Tapping the Entrepreneurial Spirit

Though he had little interest in school, Andre Uribe knew he was a natural entrepreneur. He shares how he tapped his exceptional people skills and knack for making the sale to form Power Grid Engineering, LLC.

Andre Uribe (center) channels military experiences to drive Power Grid Engineering. “The military taught me about discipline and focus; you can’t achieve goals without focus and discipline,” he says.

Being an entrepreneur often requires going with the flow, flying by the seat of your pants, making things up as you go. Being in the military, however, is all about structure, following a regimented schedule, abiding by rules written long before you arrived. Given that the two worlds are so vastly different, it’s worth noting that Andre Uribe was successful at both. Initially, joining the Navy was about avoiding college, but it’s a decision Uribe is still pleased with having made, as it introduced him to the field where he would find the most success as an entrepreneur: electrical engineering.

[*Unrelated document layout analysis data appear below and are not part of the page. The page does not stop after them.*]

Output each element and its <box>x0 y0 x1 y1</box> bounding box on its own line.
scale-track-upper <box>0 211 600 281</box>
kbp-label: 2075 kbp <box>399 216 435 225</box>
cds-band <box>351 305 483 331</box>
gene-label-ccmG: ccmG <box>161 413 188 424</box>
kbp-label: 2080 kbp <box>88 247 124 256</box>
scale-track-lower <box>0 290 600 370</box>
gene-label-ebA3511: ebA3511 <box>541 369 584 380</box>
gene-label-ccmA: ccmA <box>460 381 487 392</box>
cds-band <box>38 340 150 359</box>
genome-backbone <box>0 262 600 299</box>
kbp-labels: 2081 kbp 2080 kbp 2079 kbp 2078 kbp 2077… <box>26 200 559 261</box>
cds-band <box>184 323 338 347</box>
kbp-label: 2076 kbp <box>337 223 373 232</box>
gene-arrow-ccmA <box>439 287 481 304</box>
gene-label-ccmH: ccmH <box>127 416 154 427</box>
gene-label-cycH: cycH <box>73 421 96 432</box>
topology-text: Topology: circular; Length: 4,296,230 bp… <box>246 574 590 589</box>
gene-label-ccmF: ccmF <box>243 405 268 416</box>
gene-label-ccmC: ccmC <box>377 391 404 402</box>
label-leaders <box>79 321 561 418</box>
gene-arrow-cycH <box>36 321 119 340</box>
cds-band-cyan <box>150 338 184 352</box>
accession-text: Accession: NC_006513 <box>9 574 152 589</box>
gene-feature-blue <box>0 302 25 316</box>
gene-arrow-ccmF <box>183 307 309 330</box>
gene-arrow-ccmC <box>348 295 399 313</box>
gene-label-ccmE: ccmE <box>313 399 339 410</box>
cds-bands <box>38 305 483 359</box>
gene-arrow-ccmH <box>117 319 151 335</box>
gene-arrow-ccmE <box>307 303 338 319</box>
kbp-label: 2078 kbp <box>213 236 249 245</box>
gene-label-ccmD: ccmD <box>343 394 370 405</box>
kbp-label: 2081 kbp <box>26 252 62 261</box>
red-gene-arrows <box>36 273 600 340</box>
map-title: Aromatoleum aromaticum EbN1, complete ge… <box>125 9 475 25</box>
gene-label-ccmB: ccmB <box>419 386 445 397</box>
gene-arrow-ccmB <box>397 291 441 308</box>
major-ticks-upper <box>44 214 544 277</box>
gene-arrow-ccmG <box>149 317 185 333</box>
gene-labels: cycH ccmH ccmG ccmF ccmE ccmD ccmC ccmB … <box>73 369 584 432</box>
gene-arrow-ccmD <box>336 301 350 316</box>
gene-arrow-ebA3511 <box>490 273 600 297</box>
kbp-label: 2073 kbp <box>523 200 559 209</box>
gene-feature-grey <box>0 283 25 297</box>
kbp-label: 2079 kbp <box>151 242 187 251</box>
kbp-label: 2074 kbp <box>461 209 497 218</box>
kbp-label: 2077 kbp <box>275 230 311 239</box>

“I joined the Navy at 18 because school didn’t interest me one bit,” Uribe says. “I didn’t have a role model pushing me to go to college. Looking back I think I was afraid to fail, so I didn’t even try. Ironically, the Navy put me through two years of technical schooling and I became a communications specialist. In the military, I learned that everyone is capable of growing and learning, no matter how resistant they are to it.”

Before cofounding his current company Power Grid Engineering, LLC, a Florida-based firm specializing in engineering design and consultation for the power systems industry, Uribe was involved in several entrepreneurial opportunities where he gained management, financing, and marketing experience before cofounding Horizon Trust, LLC with his wife, where they helped families enjoy the dream of home ownership.

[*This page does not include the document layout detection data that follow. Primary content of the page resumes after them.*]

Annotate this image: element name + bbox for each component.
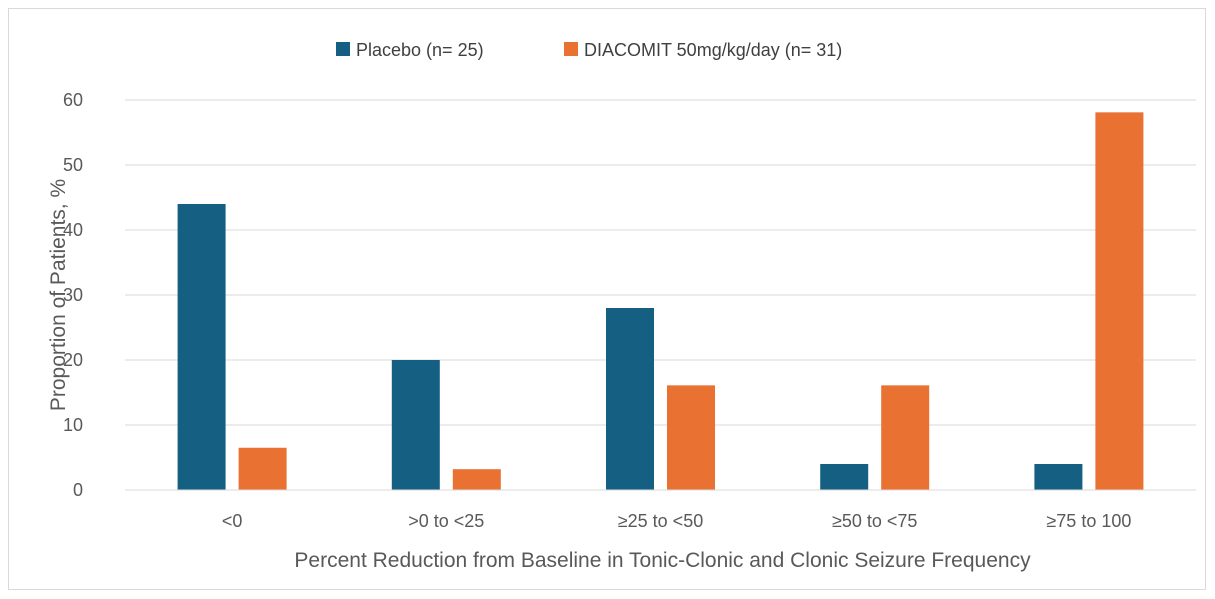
x-axis-title: Percent Reduction from Baseline in Tonic… [294,549,1031,572]
bar-diacomit-3 [881,385,930,490]
bar-diacomit-4 [1095,112,1144,490]
x-tick-label: ≥25 to <50 [618,511,703,531]
bar-diacomit-1 [452,469,501,490]
y-tick-label: 50 [63,155,83,175]
y-axis-ticks: 0 10 20 30 40 50 60 [63,90,83,500]
x-tick-label: <0 [222,511,243,531]
y-tick-label: 30 [63,285,83,305]
y-tick-label: 0 [73,480,83,500]
x-tick-label: ≥75 to 100 [1046,511,1131,531]
y-tick-label: 60 [63,90,83,110]
y-tick-label: 40 [63,220,83,240]
y-axis-title: Proportion of Patients, % [47,179,70,411]
y-tick-label: 10 [63,415,83,435]
bar-placebo-2 [606,308,654,490]
x-axis-ticks: <0 >0 to <25 ≥25 to <50 ≥50 to <75 ≥75 to 10… [222,511,1132,531]
gridlines [125,99,1196,426]
bars [177,112,1144,490]
bar-placebo-3 [820,464,869,490]
bar-placebo-4 [1034,464,1083,490]
y-tick-label: 20 [63,350,83,370]
bar-placebo-0 [177,204,226,490]
legend-label-placebo: Placebo (n= 25) [356,40,484,60]
bar-diacomit-0 [238,447,287,490]
legend-label-diacomit: DIACOMIT 50mg/kg/day (n= 31) [584,40,842,60]
legend-swatch-diacomit [564,42,578,56]
x-tick-label: ≥50 to <75 [832,511,917,531]
bar-placebo-1 [391,360,440,490]
bar-diacomit-2 [667,385,715,490]
legend: Placebo (n= 25) DIACOMIT 50mg/kg/day (n=… [336,40,842,60]
legend-swatch-placebo [336,42,350,56]
x-tick-label: >0 to <25 [408,511,484,531]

Uribe says that when he left the Navy in his early 20s, he knew he wanted the freedom to do what he wanted to do, making entrepreneurship seem like an enticing option. It seems that he always had an entrepreneurial spirit. In high school, Uribe walked door-to-door selling water filters to make extra cash. He loved networking and meeting new people and was good at asking questions and making friends. When he was in the Navy, there were 5,000 people on his ship and he made an effort to get to know as many of them as he could.

“The military taught me about discipline and focus; you can’t achieve goals without focus and discipline. The Navy introduced me to the field I loved and it taught me what I wanted and didn’t want. After the Navy, I knew I didn’t want to work 10-hour shifts starting at 6 a.m. That’s when I realized that being an entrepreneur was for me,” Uribe says.

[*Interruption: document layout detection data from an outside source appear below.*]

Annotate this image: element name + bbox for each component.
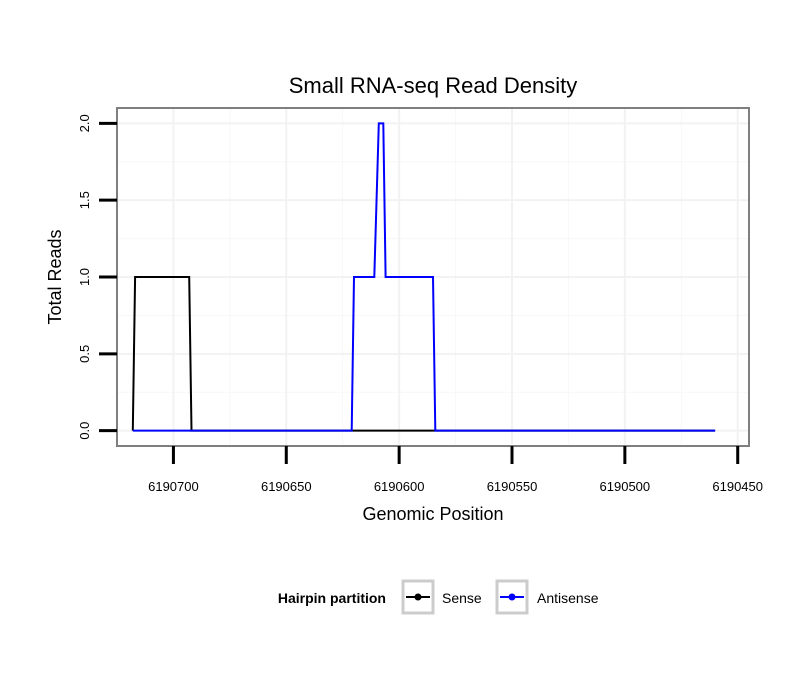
x-tick-label: 6190650 xyxy=(261,479,312,494)
y-axis-title: Total Reads xyxy=(45,229,65,324)
x-tick-label: 6190450 xyxy=(712,479,763,494)
series-lines xyxy=(131,122,716,432)
legend-key-sense-dot xyxy=(414,593,422,601)
axes: 6190700 6190650 6190600 6190550 6190500 61904… xyxy=(77,114,763,494)
legend-title: Hairpin partition xyxy=(278,590,386,606)
y-tick-label: 1.5 xyxy=(77,191,92,209)
y-tick-label: 2.0 xyxy=(77,114,92,132)
x-tick-label: 6190550 xyxy=(487,479,538,494)
legend: Hairpin partition Sense Antisense xyxy=(278,579,599,615)
x-tick-label: 6190600 xyxy=(374,479,425,494)
x-tick-label: 6190700 xyxy=(148,479,199,494)
y-tick-label: 0.5 xyxy=(77,345,92,363)
y-tick-label: 1.0 xyxy=(77,268,92,286)
legend-key-antisense-dot xyxy=(508,593,516,601)
chart-title: Small RNA-seq Read Density xyxy=(289,73,578,98)
x-tick-label: 6190500 xyxy=(600,479,651,494)
legend-label-sense: Sense xyxy=(442,590,482,606)
legend-label-antisense: Antisense xyxy=(537,590,599,606)
y-tick-label: 0.0 xyxy=(77,422,92,440)
x-axis-title: Genomic Position xyxy=(362,504,503,524)
series-line-antisense xyxy=(132,122,716,432)
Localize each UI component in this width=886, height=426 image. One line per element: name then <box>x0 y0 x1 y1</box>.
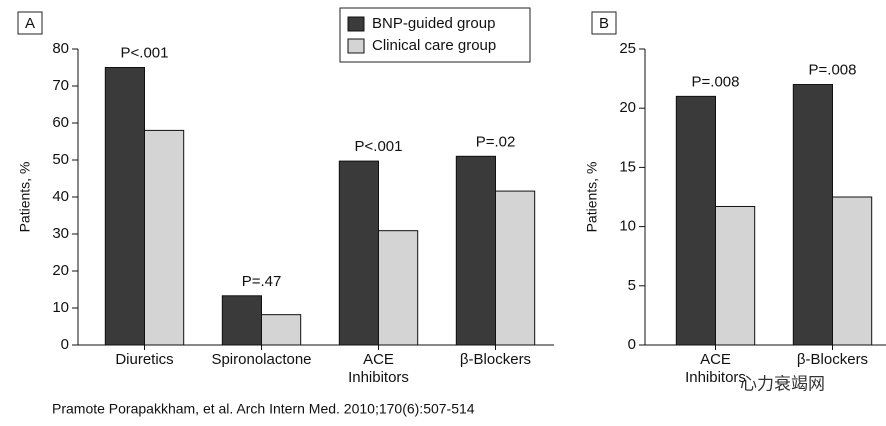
bar <box>378 230 419 346</box>
y-tick-label: 20 <box>52 262 69 279</box>
p-value-annotation: P=.47 <box>242 273 282 290</box>
p-value-annotation: P=.008 <box>809 61 857 78</box>
y-tick-label: 10 <box>619 218 636 235</box>
bar <box>144 129 185 346</box>
y-tick-label: 15 <box>619 158 636 175</box>
bar <box>455 155 496 346</box>
watermark: 心力衰竭网 <box>740 374 825 393</box>
p-value-annotation: P=.008 <box>692 73 740 90</box>
panel-label-box <box>591 11 617 35</box>
caption: Pramote Porapakkham, et al. Arch Intern … <box>52 401 475 417</box>
bar <box>221 295 262 346</box>
legend-swatch <box>347 16 365 32</box>
bar <box>675 95 716 346</box>
y-tick-label: 80 <box>52 40 69 57</box>
panel-label-box <box>17 11 43 35</box>
y-tick-label: 70 <box>52 77 69 94</box>
x-tick-label: β-Blockers <box>460 351 531 368</box>
legend-box <box>339 7 531 63</box>
panel-label: B <box>599 15 609 32</box>
p-value-annotation: P<.001 <box>355 138 403 155</box>
x-tick-label: Diuretics <box>115 351 173 368</box>
y-axis-label: Patients, % <box>584 162 600 233</box>
bar <box>832 196 873 346</box>
bar <box>104 67 145 346</box>
bar <box>792 84 833 346</box>
y-tick-label: 60 <box>52 114 69 131</box>
y-tick-label: 30 <box>52 225 69 242</box>
legend-label: Clinical care group <box>372 37 496 54</box>
y-tick-label: 25 <box>619 40 636 57</box>
bar <box>261 314 302 346</box>
x-tick-label: ACE Inhibitors <box>348 351 409 386</box>
panel-label: A <box>25 15 35 32</box>
y-tick-label: 40 <box>52 188 69 205</box>
x-tick-label: β-Blockers <box>797 351 868 368</box>
p-value-annotation: P=.02 <box>476 133 516 150</box>
bar <box>715 205 756 346</box>
y-axis-label: Patients, % <box>17 162 33 233</box>
legend-label: BNP-guided group <box>372 15 495 32</box>
y-tick-label: 10 <box>52 299 69 316</box>
x-tick-label: Spironolactone <box>211 351 311 368</box>
y-tick-label: 5 <box>628 277 636 294</box>
y-tick-label: 0 <box>628 336 636 353</box>
bar <box>338 160 379 346</box>
x-tick-label: ACE Inhibitors <box>685 351 746 386</box>
y-tick-label: 50 <box>52 151 69 168</box>
legend-swatch <box>347 38 365 54</box>
bar <box>495 190 536 346</box>
p-value-annotation: P<.001 <box>121 44 169 61</box>
y-tick-label: 0 <box>61 336 69 353</box>
y-tick-label: 20 <box>619 99 636 116</box>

Power Grid Engineering came about in a very organic way. After years of sitting on the other side of the table as a client and hearing consultants make false promises and fail to do their jobs correctly, Uribe and some friends decided to do something about it. As an engineer himself, Uribe knew what it took to get a job done and he also knew that consultants got paid well, so if consultants who had no idea what they were doing were getting work, imagine a firm that operated smoothly and delivered results? After endless conversations in a Starbucks, Uribe and his partner decided to form Power Grid Engineering.

“To be an entrepreneur you have to think bigger than you did the day before,” Uribe says. “We all have limitations and when you set out to be your own boss, you have to be humble enough to admit you don’t know it all. Always hire people who are smarter than you and you’ll be OK.”